Beekeeping is a significant and important commitment. Unlike native, solitary species of bees, Apis mellifera, or the honeybee, is eusocial and entirely dependent on the bee colony for survival. Over the past century, beekeeping practices have developed to be able to carefully inspect bees and colony health, while reaping the benefits of extracting honey for our consumption.
GreenUP will have 6 hives in operation in the spring of 2017, with each colony potentially growing to up to 65 000 bees. Hive checks will be conducted on a weekly, or bi-weekly basis with our beekeeping staff, along with up to 10 community participants per visit. All equipment, protective gear and instruction is provided. GreenUP will be organizing the participation into a seasonal membership to secure commitment, as well as offer ‘Bee Days’ for interested people to come out and see what beekeeping and bees are all about!
Is beekeeping hard work?
Beekeeping is physical, outdoor work but there are tools and techniques used to overcome the strenuous aspects. People with disabilities have been known to keep bees, and a portion of beekeepers are seniors. Full sized honey boxes can weigh up to 100 pounds, but increasingly beekeepers are working with small to medium-sized honey boxes, which, filled with honey, can weigh approximately 40lbs. The GreenUP Community Beekeeping Program allows multiple people to work together to alleviate some of the physical work a solo beekeeper would be responsible for doing.

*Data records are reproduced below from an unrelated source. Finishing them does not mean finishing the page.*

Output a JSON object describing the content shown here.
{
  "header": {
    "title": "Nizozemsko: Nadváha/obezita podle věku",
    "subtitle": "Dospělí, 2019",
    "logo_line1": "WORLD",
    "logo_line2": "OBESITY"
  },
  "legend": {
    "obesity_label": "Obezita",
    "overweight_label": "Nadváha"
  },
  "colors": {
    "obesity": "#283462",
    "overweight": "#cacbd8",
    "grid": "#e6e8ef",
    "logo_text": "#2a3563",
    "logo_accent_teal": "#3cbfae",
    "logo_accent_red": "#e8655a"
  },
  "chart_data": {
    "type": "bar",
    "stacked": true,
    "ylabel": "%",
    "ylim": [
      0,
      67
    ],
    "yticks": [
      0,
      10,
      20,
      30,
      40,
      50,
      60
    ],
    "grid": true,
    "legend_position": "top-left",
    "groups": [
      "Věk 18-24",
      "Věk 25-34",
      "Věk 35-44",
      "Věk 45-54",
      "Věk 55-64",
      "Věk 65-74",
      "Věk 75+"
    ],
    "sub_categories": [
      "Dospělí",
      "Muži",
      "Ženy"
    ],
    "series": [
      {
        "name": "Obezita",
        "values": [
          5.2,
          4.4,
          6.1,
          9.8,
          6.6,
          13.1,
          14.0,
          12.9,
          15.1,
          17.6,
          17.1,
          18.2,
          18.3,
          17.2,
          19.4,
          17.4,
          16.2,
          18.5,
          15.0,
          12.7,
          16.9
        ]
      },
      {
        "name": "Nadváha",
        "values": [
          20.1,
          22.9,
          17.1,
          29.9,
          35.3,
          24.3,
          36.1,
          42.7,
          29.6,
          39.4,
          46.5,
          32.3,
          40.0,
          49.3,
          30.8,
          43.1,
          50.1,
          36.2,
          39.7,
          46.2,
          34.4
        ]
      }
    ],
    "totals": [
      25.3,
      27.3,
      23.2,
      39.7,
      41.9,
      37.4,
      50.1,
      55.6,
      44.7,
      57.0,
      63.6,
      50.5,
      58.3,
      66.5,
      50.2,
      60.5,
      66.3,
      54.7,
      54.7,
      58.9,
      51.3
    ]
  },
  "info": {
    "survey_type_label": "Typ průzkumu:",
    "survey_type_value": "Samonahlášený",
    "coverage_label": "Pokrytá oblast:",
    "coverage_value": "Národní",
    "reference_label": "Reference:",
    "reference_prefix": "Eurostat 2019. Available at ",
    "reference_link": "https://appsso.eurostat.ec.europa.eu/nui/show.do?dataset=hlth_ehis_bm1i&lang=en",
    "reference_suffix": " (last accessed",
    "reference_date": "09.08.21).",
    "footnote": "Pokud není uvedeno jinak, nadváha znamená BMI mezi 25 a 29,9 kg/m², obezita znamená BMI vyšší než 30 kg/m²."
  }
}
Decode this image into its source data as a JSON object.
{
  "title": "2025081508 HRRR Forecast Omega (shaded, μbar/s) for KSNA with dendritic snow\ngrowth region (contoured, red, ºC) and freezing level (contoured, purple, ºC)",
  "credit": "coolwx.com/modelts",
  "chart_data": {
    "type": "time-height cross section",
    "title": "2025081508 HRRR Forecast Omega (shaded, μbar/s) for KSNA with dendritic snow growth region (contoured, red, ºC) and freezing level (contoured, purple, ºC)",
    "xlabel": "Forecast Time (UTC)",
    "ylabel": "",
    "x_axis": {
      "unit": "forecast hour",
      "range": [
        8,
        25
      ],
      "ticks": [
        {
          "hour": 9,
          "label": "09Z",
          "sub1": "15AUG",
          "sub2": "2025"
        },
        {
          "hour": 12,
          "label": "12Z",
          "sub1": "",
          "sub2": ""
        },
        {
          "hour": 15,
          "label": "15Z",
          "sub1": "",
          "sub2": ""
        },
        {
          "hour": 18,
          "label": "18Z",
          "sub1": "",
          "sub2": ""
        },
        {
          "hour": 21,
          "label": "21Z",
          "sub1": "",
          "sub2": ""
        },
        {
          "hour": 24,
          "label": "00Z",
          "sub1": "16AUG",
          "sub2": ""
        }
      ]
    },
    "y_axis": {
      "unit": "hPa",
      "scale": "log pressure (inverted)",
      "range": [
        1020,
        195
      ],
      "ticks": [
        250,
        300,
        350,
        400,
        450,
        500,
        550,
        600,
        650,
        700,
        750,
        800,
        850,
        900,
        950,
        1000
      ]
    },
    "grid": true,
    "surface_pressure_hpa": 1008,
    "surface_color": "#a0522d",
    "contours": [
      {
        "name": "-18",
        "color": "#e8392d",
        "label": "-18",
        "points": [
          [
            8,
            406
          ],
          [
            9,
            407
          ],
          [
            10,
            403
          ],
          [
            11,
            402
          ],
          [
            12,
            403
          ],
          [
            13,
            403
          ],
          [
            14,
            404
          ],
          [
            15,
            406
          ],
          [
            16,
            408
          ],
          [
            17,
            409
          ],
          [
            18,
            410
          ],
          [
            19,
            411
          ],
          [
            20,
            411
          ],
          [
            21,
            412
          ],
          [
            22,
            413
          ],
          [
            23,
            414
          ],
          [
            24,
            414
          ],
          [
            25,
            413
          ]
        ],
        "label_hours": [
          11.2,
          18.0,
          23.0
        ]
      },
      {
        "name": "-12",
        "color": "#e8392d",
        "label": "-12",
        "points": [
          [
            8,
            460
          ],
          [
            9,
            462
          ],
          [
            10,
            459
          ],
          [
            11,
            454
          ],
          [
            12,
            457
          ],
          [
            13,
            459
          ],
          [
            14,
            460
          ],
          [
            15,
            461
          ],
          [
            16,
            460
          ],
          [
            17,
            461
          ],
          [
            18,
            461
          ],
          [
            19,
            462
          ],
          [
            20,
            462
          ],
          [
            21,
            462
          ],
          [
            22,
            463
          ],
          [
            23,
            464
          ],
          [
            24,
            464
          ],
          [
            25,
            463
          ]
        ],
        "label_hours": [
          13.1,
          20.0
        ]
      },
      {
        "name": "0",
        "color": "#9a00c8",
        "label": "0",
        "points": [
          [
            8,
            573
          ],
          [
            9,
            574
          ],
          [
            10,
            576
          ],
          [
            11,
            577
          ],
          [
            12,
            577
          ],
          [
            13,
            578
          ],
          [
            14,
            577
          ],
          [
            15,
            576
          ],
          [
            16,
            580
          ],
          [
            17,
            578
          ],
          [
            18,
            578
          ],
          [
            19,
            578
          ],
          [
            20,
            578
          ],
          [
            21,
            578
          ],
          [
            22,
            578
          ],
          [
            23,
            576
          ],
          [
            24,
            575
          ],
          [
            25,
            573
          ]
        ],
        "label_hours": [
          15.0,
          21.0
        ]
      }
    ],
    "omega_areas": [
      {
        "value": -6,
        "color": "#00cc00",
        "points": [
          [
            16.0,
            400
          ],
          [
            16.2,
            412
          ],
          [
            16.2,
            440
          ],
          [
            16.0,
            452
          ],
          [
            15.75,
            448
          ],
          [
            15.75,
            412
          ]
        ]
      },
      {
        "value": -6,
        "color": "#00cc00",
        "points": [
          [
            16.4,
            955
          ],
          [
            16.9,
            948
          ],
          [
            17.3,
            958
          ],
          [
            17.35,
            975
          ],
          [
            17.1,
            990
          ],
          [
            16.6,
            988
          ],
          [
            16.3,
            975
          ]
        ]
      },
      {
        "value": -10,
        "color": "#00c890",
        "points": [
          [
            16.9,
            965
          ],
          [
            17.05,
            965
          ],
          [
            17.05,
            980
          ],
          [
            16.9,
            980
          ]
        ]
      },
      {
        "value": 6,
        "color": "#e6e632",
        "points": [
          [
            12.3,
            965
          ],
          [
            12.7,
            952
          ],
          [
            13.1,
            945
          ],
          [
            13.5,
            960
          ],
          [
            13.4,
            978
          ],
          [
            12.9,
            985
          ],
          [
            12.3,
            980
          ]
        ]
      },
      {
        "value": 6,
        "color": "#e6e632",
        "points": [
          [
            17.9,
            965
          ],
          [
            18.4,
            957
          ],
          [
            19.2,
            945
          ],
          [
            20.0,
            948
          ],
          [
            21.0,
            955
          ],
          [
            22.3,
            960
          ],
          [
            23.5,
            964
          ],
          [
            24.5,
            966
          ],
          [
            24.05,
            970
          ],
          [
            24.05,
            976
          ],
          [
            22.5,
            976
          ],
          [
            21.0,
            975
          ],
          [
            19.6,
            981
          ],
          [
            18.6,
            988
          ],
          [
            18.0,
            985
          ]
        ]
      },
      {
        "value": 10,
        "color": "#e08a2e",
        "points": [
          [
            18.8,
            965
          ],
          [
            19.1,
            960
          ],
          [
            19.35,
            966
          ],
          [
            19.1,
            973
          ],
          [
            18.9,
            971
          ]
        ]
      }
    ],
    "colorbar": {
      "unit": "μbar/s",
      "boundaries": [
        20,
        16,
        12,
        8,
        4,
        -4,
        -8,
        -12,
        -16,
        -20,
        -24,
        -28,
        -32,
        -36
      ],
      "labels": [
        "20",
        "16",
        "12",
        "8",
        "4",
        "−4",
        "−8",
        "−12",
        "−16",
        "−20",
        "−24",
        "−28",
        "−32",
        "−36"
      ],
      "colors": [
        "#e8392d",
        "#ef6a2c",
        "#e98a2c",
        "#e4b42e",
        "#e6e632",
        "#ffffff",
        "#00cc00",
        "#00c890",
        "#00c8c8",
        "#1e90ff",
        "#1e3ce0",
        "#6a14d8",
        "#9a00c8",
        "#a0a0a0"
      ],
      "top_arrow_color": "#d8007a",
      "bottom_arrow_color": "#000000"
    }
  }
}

Will I get stung? What do I do if I get stung?
Yes, all beekeepers get stung eventually. When you get stung, the most important thing is to remove the venom sac and stinger as soon as possible. The most effective way to do this is to lift it out with your fingernail or the fine edge of your hive tool. Try to avoid squeezing the venom sac between two fingers, as this could push the venom into the sting site. For most people, this is a minor event, similar in pain to getting a needle. It will not leave permanent damage. You will likely experience swelling at the site, and often itching for a few days. This is a normal reaction to bee stings. The face is a sensitive place to be stung, therefore a veil is highly recommended. If you are allergic, a sting is deadly serious .
How do I know if I am allergic?
If you or your immediate family members have never been stung by a bee, you may be unaware of an allergy to bee stings. It may be of interest to get tested before getting involved in beekeeping. If you are allergic, you may experience hives and discomfort with swallowing or breathing even after the first sting. Allergies to stings tend to escalate with each sting, potentially causing anaphylactic shock, a life-threatening condition. Nothing is worth risking your life, or the life of those you care about, so if you are allergic, beekeeping may not be for you. Community members will be required to sign a waiver of liability and risk before participating in the GreenUP beekeeping program.